Diligent's chief gets more than bargained
Diligent Board Member Services chief executive and director Alex Sodi was granted 4.1 million more stock options by his fellow directors than he should have.
The NZX-listed company has revealed it awarded the millions of stock options to Sodi, and another 250,000 to an unnamed executive, in a move that did not comply with its own incentive plans.
Sodi was to receive a maximum of 500,000 options in 2011 but received 3 million that year, and had already been awarded 1.6 million share options over what he was allowed in the 2009 year.
It is not known how many shares have been vested by the employees nor what the full value of the options could be because the incentive guidelines were not released by Diligent.

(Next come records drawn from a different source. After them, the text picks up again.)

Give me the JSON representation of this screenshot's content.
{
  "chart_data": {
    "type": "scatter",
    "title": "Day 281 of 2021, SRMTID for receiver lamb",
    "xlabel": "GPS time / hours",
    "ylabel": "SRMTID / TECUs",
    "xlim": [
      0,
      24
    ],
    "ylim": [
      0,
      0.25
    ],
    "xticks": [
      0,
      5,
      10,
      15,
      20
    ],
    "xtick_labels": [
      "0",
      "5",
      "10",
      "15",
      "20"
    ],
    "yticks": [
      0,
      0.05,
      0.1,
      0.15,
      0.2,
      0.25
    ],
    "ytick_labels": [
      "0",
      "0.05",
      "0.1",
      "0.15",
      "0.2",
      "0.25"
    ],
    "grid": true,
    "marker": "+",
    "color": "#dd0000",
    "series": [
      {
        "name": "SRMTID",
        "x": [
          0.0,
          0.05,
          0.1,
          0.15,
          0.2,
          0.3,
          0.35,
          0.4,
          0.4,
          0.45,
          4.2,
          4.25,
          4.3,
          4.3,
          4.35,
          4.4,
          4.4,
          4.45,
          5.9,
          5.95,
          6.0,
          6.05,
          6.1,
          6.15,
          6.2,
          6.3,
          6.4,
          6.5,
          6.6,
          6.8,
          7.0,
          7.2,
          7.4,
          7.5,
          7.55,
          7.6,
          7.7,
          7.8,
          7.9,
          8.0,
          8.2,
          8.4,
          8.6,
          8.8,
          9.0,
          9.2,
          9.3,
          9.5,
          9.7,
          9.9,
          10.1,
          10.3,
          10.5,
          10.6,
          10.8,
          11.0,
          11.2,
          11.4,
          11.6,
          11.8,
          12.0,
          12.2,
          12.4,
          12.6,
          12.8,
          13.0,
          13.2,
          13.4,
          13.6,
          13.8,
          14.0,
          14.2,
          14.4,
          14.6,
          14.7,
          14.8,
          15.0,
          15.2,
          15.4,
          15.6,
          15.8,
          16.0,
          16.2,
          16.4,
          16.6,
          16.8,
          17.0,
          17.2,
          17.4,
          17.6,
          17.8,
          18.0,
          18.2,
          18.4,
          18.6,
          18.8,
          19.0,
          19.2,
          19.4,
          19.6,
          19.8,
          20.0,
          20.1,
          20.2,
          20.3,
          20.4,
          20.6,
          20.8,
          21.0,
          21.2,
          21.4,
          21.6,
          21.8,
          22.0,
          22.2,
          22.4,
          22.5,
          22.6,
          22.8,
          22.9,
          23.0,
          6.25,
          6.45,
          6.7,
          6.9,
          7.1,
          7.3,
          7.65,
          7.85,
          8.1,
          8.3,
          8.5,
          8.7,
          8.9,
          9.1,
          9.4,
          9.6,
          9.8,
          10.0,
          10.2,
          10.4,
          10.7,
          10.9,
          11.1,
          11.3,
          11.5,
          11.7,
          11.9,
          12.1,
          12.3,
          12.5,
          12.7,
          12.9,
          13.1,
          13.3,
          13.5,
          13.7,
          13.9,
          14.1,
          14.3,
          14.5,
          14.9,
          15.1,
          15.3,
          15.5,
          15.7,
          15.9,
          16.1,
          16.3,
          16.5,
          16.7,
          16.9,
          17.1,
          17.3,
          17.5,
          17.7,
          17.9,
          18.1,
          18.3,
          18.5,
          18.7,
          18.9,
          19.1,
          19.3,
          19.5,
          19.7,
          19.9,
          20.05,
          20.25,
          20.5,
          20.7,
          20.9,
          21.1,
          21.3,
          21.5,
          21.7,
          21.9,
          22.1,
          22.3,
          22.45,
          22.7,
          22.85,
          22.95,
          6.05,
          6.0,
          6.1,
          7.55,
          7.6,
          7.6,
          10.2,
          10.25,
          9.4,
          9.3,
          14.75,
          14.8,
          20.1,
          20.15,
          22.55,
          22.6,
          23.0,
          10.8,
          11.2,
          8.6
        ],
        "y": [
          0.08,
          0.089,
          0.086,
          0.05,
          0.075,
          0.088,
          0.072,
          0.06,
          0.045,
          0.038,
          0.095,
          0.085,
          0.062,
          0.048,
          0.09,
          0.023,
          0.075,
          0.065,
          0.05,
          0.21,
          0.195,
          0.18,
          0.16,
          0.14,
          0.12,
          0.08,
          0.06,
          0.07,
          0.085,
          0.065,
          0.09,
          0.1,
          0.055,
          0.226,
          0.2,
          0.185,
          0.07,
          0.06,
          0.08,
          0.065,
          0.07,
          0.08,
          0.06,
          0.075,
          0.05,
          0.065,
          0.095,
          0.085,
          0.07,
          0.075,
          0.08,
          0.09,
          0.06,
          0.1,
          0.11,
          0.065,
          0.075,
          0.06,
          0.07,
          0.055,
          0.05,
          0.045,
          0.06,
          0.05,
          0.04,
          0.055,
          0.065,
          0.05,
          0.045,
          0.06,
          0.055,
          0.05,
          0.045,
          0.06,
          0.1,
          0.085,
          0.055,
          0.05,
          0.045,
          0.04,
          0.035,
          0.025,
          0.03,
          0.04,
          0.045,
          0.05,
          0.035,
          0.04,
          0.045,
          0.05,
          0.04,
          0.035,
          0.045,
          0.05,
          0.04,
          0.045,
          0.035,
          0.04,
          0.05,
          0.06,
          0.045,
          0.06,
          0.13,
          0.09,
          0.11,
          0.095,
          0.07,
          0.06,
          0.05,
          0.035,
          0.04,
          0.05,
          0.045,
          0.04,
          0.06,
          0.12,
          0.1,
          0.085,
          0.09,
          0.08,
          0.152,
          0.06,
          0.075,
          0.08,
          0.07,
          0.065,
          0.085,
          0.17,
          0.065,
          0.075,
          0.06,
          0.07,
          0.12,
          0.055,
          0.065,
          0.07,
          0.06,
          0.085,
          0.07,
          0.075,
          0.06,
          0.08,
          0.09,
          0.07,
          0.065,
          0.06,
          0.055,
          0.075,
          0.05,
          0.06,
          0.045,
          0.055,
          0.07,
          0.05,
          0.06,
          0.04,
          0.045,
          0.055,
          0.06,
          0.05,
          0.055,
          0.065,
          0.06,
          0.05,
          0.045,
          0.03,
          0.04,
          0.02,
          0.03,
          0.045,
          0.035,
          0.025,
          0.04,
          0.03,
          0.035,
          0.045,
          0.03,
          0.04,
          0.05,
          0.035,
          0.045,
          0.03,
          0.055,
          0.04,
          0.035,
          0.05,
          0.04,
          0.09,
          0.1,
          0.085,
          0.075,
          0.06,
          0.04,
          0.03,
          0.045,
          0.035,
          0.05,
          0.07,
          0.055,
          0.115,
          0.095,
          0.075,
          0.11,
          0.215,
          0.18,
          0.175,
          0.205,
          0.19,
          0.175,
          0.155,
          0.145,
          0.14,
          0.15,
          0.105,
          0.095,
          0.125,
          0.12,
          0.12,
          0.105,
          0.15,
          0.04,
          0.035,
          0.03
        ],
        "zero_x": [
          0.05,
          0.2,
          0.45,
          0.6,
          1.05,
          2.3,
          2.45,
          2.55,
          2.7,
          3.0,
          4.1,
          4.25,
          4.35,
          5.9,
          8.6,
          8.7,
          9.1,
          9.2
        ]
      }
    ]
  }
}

In a statement to the market, Diligent explained the non-compliant rewards were "inadvertent and attributable in part to the constrained resources of Diligent in a period of financial difficulty in the years following its listing".
The United States and New Zealand-based company said it faced complex regulatory and compliance obligations across multiple jurisdictions with differing regulations and requirements.
But the president of the New Zealand Shareholders' Association, John Hawkins, said the company's explanation did not excuse the error and it reflected poorly on the company's audit committee.
The committee has included Rick Bettle, Mark Russell and Peter Huljich until his resignation in 2011 when he was convicted of misleading investors in his own fund management business.
Hawkins believed more specific reporting of share option allocations in the company's annual reports, as is done in many other companies' reports, could have prevented the problem from arising or made the errors more noticeable. The annual reports show maximum amounts of options to be issued overall but does not specify how many can be allocated to individual staff such as the chief executive.
However the reports do record that Sodi's stock option income for 2009 was $73,545, for 2010 was $161,051, and for 2011 was $392,657 - not all of which was derived from non-compliant options.
Diligent has said the option awards that exceeded the caps would be cancelled and the special committee was working on alternative compensation packages for the executives involved.
"These awards were determined to be reasonable compensation at the time and were an important incentive component of the employees' compensation packages."
Hawkins said any alternative compensation being offered to the affected employees would likely need shareholder approval which, he said, would be a chance for investors to ask further questions.
Brian Gaynor, whose Milford Asset Management funds own 9 per cent of Diligent's shares, said he did not consider the error as major and understood the difficult period the company went through post-IPO when the share price reached a low of 13 cents.
Gaynor said he only hoped Sodi could now be remunerated properly so Diligent would not lose him to another company.
Meanwhile, Diligent has said there could be more instances of non-compliance, particularly because no prospectus was issued when offering smaller lots of stock options to employees. The Financial Markets Authority said it was working with Diligent to identify whether a breach of securities law had occurred.